Source: The Canadian Press

Corporate earnings will likely set the tone on the Toronto stock market this week amid a dearth of market-moving economic data.

Some of the biggest Canadian names will report results, including Rogers Communications (TSX:RCI.B), gold miners Kinross Gold (TSX:K) and Agnico Eagle (TSX:AEM) and Talisman Energy (TSX:TLM) on Wednesday.

Oil explorer Nexen Inc. (TSX:NXY) and Barrick Gold, (TSX:ABX) the world’s biggest gold miner, report Thursday.

The TSX finished last week little changed as earnings failed to provide lift, with investors driving share prices lower in companies as diverse as Canadian Tire Corp. (TSX:CTC), BCE Inc. (TSX:BCE), Air Canada (TSX:AC.B) and Manulife Financial (TSX:MFC), even as all reported sharply higher profits.

But analysts point out that investors’ expectations are rapidly rising and are much harder to please than in past quarters as economic conditions improve.

“The bar is now starting to go up,” said Andrew Pyle, investment adviser with ScotiaMcLeod in Peterborough, Ont., noting that easy year-over-year comparisons are about to become a thing of the past.

“And as you’ve seen this quarter, some companies just couldn’t get over the bar and I think there will be less companies getting over the bar in the next quarter and that probably is going to be the catalyst for this market to either what I would say plateau or consolidate or pullback.”

Last week left the TSX up about three per cent for the first six weeks of 2011, the Dow industrials were ahead about six per cent.

That followed a 14% advance in Toronto last year and markets have been running steadily higher since the most recent lows of last summer.

And that suggests to analysts that markets are due for a breather.

“We had an extraordinarily strong close to last year, you had a strong beginning and markets are invariably two steps forward, one step back,” said Robert Gorman, chief portfolio strategist at TD Waterhouse.

“So I think we’re likely going to see that, it’s close to inevitable. It could be precipitated by anything. We do see rising bond yields and that has adverse impact.”

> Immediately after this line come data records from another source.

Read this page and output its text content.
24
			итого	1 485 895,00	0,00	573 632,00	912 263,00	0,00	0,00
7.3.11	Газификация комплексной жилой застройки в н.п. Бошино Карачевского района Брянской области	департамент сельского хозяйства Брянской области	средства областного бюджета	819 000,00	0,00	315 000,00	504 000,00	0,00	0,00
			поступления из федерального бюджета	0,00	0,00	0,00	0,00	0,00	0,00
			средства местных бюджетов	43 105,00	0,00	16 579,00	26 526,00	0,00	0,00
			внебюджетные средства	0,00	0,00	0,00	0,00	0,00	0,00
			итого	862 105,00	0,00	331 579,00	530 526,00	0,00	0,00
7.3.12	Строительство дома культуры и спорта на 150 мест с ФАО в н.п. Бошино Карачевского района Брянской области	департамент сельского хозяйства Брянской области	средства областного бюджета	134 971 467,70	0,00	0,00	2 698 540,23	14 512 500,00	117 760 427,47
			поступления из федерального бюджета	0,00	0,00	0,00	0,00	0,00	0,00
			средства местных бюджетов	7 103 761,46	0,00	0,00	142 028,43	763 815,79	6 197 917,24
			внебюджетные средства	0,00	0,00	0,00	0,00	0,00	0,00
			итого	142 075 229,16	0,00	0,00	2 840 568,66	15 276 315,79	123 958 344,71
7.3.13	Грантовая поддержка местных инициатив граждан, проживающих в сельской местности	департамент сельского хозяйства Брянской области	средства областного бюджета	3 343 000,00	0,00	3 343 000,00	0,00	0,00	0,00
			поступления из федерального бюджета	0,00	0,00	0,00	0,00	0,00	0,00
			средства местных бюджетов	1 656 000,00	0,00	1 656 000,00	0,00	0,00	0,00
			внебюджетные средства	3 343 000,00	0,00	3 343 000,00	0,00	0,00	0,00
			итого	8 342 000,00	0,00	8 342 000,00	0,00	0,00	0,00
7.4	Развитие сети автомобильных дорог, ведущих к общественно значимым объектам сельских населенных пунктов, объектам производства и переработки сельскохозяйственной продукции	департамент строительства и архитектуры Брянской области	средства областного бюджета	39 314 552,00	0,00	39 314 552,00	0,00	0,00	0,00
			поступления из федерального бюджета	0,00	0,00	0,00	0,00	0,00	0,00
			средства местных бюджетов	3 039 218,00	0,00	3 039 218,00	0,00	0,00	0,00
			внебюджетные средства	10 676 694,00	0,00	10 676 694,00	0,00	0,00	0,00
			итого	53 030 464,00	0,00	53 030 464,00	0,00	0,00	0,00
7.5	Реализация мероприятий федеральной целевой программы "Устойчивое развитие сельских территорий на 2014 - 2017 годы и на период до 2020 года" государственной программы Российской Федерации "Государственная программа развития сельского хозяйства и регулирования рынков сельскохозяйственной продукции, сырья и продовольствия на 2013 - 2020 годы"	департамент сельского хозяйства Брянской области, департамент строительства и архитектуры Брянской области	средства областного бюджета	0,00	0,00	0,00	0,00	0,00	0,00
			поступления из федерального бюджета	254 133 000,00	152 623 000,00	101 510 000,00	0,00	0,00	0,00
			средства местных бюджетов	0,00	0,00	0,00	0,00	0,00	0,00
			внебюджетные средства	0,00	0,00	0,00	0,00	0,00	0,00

But Pyle doesn’t mean investors should brace for a stomach-churning correction of around 20%.

Rather he thinks “a consolidation between 13,000, 14,000 is in the cards here for the next couple of months, with the risk being that we do actually pull back below 13,000 and then we’ll start talking about correction.”

TSX energy sector investors will also be watching how oil prices perform this week. Prices have been volatile this month, rising as high as around US$92 a barrel amid unrest in Egypt that culminated Friday in the resignation of president Hosni Mubarak.

But the premium applied over concerns about the Suez Canal remaining open and unrest spreading to oil-rich Mideast countries unwound rapidly and crude fell almost four per cent last week to a 10-week low of US$85.58 a barrel.

The prime economic report next week are U.S. retail sales data for January, which comes out on Tuesday. Economists expect sales rose by 0.6% during the month, the same increase seen in December.

“We’ve come off some pretty decent months which some may put down to luck but I think we’ve got some weather effects to deal with in January,” said Pyle.

“This could be a month where you get some disappointment on the sales front.”

In Canada, investors will be looking to the latest reading of inflation at the end of the week.

Statistics Canada is expected to report that the consumer price index rose by 0.2% in January, driven largely by rising food and energy prices. Economists say the small gain would push the annualized rate down to 2.3%, from 2.4% the previous month.